Gli insulti sui social integrano gli estremi del reato di diffamazione.

Recentemente è tornata sul punto la Corte di Cassazione che si è trovata a dover giudicare il caso di un uomo che aveva pubblicato su Facebook commenti contro un’azienda e alla luce di questo era stato condannato in primo grado al pagamento di una multa.

Nel caso di specie l’uomo si era nascosto dietro un falso profilo attraverso il quale aveva postato alcuni commenti contro i prodotti di un’azienda olearia all’interno di una discussione sorta a commento di un articolo de Il Sole 24 ore sulla Green economy.

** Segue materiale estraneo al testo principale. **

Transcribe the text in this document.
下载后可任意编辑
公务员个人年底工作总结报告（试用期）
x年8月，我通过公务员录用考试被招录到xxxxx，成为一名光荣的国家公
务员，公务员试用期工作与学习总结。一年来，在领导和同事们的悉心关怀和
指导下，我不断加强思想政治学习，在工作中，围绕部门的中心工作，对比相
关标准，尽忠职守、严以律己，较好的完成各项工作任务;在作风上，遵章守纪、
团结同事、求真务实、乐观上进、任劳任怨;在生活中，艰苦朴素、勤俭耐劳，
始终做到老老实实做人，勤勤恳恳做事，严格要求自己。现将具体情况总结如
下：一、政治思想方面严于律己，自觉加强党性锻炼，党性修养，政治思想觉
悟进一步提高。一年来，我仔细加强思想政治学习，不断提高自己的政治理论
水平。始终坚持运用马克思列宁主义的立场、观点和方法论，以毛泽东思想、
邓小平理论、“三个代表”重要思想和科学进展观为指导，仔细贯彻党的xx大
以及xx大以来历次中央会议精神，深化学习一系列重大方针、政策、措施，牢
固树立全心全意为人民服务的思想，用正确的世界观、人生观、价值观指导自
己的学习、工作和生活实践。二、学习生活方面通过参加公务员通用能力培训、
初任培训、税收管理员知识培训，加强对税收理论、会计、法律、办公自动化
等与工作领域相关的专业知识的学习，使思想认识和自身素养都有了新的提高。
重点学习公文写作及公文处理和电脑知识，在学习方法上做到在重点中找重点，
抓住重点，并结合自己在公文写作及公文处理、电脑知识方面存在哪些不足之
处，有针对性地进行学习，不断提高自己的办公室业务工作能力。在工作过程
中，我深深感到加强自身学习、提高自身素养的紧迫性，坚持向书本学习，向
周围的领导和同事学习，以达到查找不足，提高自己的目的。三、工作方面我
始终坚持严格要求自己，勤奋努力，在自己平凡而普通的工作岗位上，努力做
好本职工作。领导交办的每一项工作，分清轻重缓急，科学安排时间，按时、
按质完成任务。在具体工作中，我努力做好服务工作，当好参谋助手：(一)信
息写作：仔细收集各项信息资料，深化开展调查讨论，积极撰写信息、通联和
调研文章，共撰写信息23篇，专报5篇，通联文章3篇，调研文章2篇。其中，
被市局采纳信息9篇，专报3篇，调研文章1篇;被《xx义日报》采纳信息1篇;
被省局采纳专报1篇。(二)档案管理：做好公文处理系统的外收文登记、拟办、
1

I commenti furono ritenuti così pesanti da spingere i vertici dell’azienda a denunciare l'uomo che, dopo le indagini della polizia postale, è stato identificato.

Già in passato la Cassazione si era pronunciata in materia. Precisamente con la sentenza 2723/2017 aveva affermato che "la divulgazione di un messaggio tramite Facebook, ha, per la natura di questo mezzo, potenzialmente la capacità di raggiungere un numero indeterminato di persone, che, del resto, si avvalgono del social network proprio allo scopo di instaurare e coltivare relazioni interpersonali allargate ad un gruppo di frequentatori non determinato; pertanto se il contenuto della comunicazione in siffatto modo trasmessa è di carattere denigratorio, la stessa è idonea ad integrare il delitto di diffamazione”.

Solo un anno prima, con la sentenza 8328/2016 aveva invece riconosciuto la sussistenza dell’aggravante nel caso di diffamazione a mezzo social. Infatti in questo caso la potenziale diffusione delle offese è decisamente più estesa e proprio per tale motivo tale condotta integra il reato di diffamazione aggravata.


REATO DI DIFFAMAZIONE: DI COSA SI TRATTA?

Il reato di diffamazione sussiste ogniqualvolta un soggetto offenda la reputazione altrui in pubblico senza che l’interessato sia presente e possa difendersi.

I presupposti per la sussistenza del reato sono tre:

1) L’indicazione del destinatario. Non è necessario che siano indicati nome e cognome ma è sufficiente il riferimento a caratteristiche che consentano la sua identificazione in modo inequivocabile.

2) La consapevolezza di offendere. A tal fine è sufficiente la volontà di porre in essere l’azione anche qualora il soggetto fosse ignaro delle conseguenze che ne potevano scaturire.

3) La comunicazione deve essere rivolta a più persone. Nel caso di diffamazione a mezzo social vi è anche la coscienza del rischio che il post o il commento potrebbero essere condivisi da altri utenti innescando una catena di condivisione incontrollabile.

A tal proposito si evidenzia la recente pronuncia della Cassazione, con riferimento all'individuazione dell'autore della diffamazione (sentenza n. 5352/2018, Cass. Pen. Sez. V). La Suprema Corte ha sottolineato come ai fini della condanna sia necessario l'accertamento dell'indirizzo IP da cui proviene il messaggio offensivo. Solo attraverso questa verifica è infatti possibile stabilire oltre ogni ragionevole dubbio la corrispondenza tra la persona fisica e il nickname che ha diffuso il messaggio diffamatorio.


QUALE E’ LA PENA?

Chi pubblica su Facebook o altri social network frasi ingiuriose, offensive, denigratorie atte a ledere l’altrui dignità rischia la reclusione fino ad un anno o una multa fino a 1.032 euro che può aumentare a 2 anni - o 2.065 euro di multa - qualora, oltre ad una offesa genericamente formulata venga anche attribuito un episodio o una condotta determinata.

E' bene quindi prestare molta attenzione a ciò che scriviamo e alle parole che utilizziamo perchè un'offesa, oltre che essere sintomo di maleducazione, può integrare un vero e proprio reato e portare quindi dritta ad una condanna penale.